Raised-investment projects: focusing on special inorganic membranes; optimizing the product mix

For this public issuance of convertible corporate bonds, the total amount of proceeds to be raised is planned to be no more than RMB 30,400.00 million, to be used for the project of producing special inorganic membrane modules and equipment/production lines, as well as for replenishing working capital. Among them, after the special inorganic membrane module and equipment production line project is completed and put into production, it is expected to produce 5,000 special inorganic membrane modules and 100 special inorganic membrane separation units per year. During the project’s operating period, it is expected that average annual sales revenue will be RMB 16,601.77 million and average annual net profit will be RMB 3,223.09 million. The project’s internal rate of return (IRR) is 14.41%.

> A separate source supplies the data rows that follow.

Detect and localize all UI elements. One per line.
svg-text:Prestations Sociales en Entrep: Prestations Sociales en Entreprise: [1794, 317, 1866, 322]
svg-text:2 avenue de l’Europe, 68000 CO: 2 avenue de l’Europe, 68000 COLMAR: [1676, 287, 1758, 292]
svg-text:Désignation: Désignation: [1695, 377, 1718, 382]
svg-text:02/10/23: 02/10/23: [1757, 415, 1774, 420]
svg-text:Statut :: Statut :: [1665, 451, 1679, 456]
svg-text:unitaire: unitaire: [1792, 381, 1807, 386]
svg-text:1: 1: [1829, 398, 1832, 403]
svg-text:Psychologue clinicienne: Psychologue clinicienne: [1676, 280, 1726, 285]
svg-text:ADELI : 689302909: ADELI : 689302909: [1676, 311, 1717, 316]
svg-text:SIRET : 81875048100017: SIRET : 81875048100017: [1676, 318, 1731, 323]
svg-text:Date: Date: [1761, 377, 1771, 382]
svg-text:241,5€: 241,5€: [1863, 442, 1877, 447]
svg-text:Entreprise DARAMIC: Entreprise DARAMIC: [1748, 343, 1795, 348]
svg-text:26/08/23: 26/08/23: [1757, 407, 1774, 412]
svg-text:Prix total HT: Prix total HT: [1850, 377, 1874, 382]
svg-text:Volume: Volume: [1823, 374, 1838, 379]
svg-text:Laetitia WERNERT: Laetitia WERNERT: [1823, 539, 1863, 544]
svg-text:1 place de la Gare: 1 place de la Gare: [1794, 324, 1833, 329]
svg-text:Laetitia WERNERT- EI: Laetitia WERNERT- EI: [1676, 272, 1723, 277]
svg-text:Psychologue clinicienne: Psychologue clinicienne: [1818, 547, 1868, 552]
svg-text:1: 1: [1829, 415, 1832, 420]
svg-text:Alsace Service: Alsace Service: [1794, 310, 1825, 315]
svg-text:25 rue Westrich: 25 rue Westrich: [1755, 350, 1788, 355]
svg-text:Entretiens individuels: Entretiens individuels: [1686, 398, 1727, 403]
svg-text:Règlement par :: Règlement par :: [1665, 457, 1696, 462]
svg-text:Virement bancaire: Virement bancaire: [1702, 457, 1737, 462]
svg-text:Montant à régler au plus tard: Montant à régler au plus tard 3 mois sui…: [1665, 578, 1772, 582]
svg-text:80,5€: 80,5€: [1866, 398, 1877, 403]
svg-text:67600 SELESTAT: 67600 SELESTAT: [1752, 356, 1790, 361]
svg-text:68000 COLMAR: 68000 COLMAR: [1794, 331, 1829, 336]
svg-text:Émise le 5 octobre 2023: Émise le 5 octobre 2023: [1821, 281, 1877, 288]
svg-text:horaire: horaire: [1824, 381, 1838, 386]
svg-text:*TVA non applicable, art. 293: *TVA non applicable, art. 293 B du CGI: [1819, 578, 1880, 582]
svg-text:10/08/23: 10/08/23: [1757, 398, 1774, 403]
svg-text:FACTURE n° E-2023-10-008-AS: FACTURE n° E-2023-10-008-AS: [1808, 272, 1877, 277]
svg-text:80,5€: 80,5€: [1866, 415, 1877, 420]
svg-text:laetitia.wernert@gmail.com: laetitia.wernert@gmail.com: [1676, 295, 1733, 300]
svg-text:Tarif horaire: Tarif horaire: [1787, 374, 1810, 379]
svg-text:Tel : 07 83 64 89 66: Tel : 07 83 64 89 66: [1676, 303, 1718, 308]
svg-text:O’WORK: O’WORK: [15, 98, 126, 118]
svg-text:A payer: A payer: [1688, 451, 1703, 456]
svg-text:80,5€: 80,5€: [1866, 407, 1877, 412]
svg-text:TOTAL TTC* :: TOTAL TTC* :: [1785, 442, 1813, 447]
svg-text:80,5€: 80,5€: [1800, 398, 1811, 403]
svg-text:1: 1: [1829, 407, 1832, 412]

The company said that although the revenue and gross profit contribution ratio of the membrane integration business continue to decline, membrane materials-related business is still an important source of the company’s revenues and profits. The raised-investment project will help the company solidify its membrane materials business, optimize the product structure, enhance overall competitiveness, and is consistent with the company’s development strategy.

Risk warnings

The company has provided additional disclosures of various risks, including risks of fluctuations in operating performance, risks of fluctuations in cash flow from operating activities, risks related to the recovery of accounts receivable and bad debts, risks of inventory write-downs, risks of fixed-asset impairment, risks related to debt repayment, risks of project implementation for raised-investment projects, risks related to the digestion of newly added capacity, risks that benefits may not meet expectations, risks relating to depreciation’s impact on performance, risks of asset impairment related to Xuzhou TiO2, risks related to the impact of the prior raised-investment project, and risks related to the redemption of principal and interest of unconverted convertible bonds, etc.

Jiuwu Hi-Tech emphasized that the proceeds from this issuance will be mainly directed to its core business, which will help alleviate the company’s funding pressure and provide assurance for business development. The company will actively respond to various risks, strive to improve operating performance, and safeguard investors’ rights and interests.